The Fortune Cookie (1966), directed by Billy Wilder. This is the first of ten films that would pair Jack Lemmon’s everyday guy with Walter Matthau’s more cynical fellow. It was also Lemmon’s fourth film with Wilder. As for Wilder, this is his second look at the Insurance Industry in America, after the quite different Double Indemnity (1944). Looking back at The Fortune Cookie, I find the film striking for is romantic interest in male friendship, and in this case it is not the friendship between Lemmon and Matthau, but rather between Lemmon’s Harry Hinkle and Ron Rich’s Luther ‘Boom Boom’ Jackson. Hinkle is a television cameraman who, at the beginning of the film, is shooting an NFL football game between the Browns and the Vikings, when he suddenly gets bowled over by the Brown’s star punt return specialist, Jackson. Hinkle ends up in the hospital none the worse for wear, but his brother-in-law, ‘Whiplash’ Willie Gingrich (Matthau), who happens to be a shyster lawyer, sees an opportunity to make a load of money if only Hinkle will pretend to be severely injured.
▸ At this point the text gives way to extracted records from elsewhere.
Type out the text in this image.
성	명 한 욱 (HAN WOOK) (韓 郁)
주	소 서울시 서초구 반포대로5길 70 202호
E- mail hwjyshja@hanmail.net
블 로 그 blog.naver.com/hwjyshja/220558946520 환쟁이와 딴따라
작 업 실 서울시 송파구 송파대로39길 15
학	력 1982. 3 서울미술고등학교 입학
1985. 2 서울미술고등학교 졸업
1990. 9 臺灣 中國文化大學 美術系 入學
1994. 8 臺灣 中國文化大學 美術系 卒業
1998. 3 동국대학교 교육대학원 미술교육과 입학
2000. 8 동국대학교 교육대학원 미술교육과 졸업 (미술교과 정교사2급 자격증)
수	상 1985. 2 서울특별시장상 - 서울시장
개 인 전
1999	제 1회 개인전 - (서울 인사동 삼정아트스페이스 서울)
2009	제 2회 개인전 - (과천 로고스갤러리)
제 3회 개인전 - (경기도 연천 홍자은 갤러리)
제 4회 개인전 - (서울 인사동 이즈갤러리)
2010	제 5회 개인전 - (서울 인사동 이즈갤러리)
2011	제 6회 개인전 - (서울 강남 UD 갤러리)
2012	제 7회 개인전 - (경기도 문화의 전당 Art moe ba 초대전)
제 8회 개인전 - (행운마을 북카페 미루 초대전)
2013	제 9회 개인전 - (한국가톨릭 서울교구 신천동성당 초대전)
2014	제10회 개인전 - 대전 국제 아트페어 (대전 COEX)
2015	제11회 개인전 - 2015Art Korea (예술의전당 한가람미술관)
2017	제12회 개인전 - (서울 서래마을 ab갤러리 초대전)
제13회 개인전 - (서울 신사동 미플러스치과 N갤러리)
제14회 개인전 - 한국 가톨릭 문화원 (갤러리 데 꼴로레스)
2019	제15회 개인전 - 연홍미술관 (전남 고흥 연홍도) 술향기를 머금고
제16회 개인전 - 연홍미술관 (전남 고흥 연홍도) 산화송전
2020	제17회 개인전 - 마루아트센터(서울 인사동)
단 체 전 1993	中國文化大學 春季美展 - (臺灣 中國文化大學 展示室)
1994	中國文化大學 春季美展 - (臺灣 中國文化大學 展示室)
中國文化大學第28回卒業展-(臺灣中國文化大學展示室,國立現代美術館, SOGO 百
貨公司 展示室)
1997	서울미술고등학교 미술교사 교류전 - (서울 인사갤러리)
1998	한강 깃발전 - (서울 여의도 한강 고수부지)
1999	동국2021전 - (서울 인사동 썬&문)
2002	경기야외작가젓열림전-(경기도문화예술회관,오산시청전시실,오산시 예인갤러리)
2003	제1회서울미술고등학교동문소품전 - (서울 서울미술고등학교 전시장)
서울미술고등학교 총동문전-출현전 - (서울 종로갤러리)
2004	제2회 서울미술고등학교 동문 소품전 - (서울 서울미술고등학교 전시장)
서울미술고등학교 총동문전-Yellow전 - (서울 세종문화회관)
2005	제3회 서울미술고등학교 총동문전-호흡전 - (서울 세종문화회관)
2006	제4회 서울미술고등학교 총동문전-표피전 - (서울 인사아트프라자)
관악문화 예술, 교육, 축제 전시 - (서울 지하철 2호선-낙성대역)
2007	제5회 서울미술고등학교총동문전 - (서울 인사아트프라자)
Soon Hinkle’s ex-wife, Sandy (Judi West) is on the scene looking to cash in on Hinkle’s continuing affection for her. Meanwhile the bevy of high-priced lawyers for the insurance company hire a detective to spy on Hinkle hoping to discover he is faking. This is a lot of hokum, and pretty good fun. The script, as you would expect when Wilder and his long-time mate I. A. L. Diamond are responsible for it, is acerbic and often quite funny. But as I started to say above, what distinguishes this film is the relationship between Hinkle and Jackson. Jackson is a black football player who suffers remorse at having apparently injured the cameraman, and he becomes something of a houseboy to Hinkle suggesting the sadly familiar positions of black people and white people. However, as the film moves toward its finale, these two become friends and end, in the film’s final and evocative shot, as equals cavorting on the football field together. This is a powerful ending and re-envisions the usual Hollywood romantic ending in an important way.

 

The Private Life of Sherlock Holmes (1970), directed by Billy Wilder. The film should have been a labour of love, Wilder having planned a story about Holmes as early as the late 1950s. And there are good things for the finding here: some quick quips, an effective mise en scene, a clever use of Sherlock’s brother Mycroft (Christopher Lee), etc. On the whole, however, this is not Wilder at his satiric best. He does, perhaps, take Holmes too seriously. Robert Stephens and Colin Blakely as the two principal characters acquit themselves adequately, and Genevieve Page as Gabrielle Valladon, Holme’s client and adversary is attractive. These characters are set to work in a less than effective plot. The bit with the Loch Ness monster is hardly mysterious or even believable, although I guess it is memorable since it is the only bit of the film that I remember from a viewing many years ago. Wilder also tries to tackle the implications of Holmes and Watson living together, erring on the side of convention. We are to rest assured that these two jolly fellows are as straight as they come! So what to conclude? This is not, by any means, in the upper tier of Sherlock Holmes films; on the other hand, it offers a pleasant enough way to spend two hours.